- Source: Chelsea’s messy Apron
- PREP TIME 10 mins
- COOK TIME 10 mins
- TOTAL TIME 20 mins
Serves: 18 cookies
- 2 teaspoons vanilla extract
- 1 large egg
- 4 tablespoons dark brown sugar, lightly packed
- 1/2 cup coconut oil
- 1 and 1/2 cups oat flour (regular oats blended)
- 1 teaspoon baking soda
- 1 teaspoon cinnamon
- Pinch of salt
- 1/2 cup dark chocolate chips
- Optional: coarse sea salt
- Take regular old fashioned oats or quick oats and blend them until they resemble a flour or powder in a blender or food processor.
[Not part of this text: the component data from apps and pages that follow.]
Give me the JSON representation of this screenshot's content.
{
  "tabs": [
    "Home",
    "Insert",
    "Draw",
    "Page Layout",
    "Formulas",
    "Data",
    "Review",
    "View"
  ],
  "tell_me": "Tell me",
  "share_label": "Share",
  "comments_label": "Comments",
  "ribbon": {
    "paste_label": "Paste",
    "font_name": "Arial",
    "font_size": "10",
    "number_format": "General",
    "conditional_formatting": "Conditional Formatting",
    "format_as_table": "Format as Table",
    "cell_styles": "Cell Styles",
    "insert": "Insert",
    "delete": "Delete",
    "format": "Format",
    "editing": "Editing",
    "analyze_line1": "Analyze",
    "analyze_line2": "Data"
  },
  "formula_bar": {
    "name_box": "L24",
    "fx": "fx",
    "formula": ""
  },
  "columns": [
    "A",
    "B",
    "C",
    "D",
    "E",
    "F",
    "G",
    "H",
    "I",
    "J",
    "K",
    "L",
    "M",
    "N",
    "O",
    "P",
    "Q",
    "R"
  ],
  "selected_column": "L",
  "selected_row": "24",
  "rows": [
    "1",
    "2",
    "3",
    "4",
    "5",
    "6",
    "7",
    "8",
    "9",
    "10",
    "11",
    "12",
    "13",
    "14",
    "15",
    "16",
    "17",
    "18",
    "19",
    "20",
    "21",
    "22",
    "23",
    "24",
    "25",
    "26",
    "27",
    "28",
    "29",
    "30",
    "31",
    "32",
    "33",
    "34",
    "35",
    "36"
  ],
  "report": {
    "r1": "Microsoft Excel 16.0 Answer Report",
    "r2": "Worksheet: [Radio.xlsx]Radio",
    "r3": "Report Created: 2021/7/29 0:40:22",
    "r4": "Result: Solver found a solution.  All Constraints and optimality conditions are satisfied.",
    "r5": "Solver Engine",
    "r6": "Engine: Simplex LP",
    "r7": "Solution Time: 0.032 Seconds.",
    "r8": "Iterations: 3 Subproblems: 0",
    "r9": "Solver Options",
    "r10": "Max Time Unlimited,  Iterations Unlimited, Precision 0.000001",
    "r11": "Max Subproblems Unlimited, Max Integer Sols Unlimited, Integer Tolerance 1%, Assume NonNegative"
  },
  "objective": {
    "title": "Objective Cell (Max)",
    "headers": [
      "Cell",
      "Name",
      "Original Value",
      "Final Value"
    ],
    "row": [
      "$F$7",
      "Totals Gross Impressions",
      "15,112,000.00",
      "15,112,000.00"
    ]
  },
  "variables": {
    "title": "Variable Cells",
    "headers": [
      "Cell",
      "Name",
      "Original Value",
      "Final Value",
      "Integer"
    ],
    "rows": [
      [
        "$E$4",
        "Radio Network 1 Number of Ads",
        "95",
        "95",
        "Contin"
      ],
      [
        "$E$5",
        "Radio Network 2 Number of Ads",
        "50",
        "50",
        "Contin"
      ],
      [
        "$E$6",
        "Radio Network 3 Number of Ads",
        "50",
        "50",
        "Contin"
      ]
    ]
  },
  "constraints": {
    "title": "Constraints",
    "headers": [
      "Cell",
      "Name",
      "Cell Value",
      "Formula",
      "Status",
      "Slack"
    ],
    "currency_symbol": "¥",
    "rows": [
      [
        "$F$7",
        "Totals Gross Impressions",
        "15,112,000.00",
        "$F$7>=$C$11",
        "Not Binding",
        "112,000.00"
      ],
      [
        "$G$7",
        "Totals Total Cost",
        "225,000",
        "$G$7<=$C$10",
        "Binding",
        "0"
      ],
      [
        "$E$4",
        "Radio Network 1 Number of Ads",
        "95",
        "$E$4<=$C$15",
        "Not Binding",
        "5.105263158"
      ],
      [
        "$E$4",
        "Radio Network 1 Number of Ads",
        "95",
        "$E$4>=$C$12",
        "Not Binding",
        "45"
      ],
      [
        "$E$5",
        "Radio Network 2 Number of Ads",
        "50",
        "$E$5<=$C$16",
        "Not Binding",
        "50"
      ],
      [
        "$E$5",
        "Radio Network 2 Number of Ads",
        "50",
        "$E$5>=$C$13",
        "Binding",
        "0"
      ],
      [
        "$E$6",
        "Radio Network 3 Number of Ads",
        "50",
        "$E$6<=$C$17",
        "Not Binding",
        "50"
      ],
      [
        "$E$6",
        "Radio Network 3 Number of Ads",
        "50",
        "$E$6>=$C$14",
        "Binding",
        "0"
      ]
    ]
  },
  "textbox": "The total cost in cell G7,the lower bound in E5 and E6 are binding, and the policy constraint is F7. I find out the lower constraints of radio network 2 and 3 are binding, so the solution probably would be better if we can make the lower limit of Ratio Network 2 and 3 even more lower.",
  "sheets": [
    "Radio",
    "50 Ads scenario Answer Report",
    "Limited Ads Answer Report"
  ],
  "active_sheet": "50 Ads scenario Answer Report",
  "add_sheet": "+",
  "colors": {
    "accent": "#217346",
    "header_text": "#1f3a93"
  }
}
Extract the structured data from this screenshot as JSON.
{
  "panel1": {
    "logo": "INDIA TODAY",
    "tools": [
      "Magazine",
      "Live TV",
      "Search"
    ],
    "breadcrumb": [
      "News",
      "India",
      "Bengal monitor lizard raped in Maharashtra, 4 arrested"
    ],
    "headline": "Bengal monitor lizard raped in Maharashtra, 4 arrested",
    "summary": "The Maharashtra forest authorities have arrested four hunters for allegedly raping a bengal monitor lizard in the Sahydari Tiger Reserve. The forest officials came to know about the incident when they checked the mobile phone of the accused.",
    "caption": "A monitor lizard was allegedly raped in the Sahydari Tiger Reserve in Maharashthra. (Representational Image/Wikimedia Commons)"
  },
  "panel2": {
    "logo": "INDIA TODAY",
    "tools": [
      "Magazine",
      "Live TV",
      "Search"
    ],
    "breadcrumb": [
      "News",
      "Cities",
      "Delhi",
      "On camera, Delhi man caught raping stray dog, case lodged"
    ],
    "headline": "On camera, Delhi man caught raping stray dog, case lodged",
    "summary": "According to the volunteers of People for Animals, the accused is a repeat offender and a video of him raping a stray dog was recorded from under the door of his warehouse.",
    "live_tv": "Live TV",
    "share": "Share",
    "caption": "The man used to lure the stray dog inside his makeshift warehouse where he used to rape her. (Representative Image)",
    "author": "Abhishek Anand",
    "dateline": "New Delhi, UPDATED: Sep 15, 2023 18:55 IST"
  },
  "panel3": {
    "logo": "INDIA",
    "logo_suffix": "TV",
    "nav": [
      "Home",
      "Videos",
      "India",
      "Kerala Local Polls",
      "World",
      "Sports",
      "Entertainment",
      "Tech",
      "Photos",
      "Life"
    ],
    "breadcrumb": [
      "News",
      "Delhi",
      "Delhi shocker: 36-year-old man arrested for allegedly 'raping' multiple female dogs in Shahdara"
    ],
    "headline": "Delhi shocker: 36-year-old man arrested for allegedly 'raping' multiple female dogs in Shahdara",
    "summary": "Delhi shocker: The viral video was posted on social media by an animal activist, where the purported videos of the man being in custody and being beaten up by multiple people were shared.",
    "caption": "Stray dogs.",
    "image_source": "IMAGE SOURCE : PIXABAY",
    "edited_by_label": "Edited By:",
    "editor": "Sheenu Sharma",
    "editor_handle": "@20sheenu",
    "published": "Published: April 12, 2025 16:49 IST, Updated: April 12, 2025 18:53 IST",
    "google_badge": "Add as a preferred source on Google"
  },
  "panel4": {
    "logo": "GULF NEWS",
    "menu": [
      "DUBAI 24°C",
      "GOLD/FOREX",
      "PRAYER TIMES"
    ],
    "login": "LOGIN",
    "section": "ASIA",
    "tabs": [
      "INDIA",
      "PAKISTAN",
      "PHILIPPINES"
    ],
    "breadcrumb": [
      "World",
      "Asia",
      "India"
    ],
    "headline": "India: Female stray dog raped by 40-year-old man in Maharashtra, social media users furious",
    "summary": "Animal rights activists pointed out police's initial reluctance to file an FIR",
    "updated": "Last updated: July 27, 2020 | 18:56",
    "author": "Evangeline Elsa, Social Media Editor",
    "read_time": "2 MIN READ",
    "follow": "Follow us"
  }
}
- Combine the vanilla extract, large egg, and brown sugar in a bowl. Melt the coconut oil and let it cool slightly before adding to the bowl. Beat everything together until just combined.
- Stir in the oat flour (measured after blending NOT before), baking soda, cinnamon (scale this amount to taste preferences), and salt.
- Stir until just combined and then fold in the dark chocolate chips.
- Chill the dough for at least one hour.
- Preheat the oven to 350 degrees F.
- Using a cookie scoop (and pack these in the scoop very tightly or they may crumble), scoop out balls of the dough onto a parchment lined cookie sheet. Press a few more chocolate chips in the tops if desired.
- Bake for 8-10 minutes or until lightly browned around the edges.
- Remove and allow to stay on the baking sheet for another 2 minutes before removing to a wire cooling rack.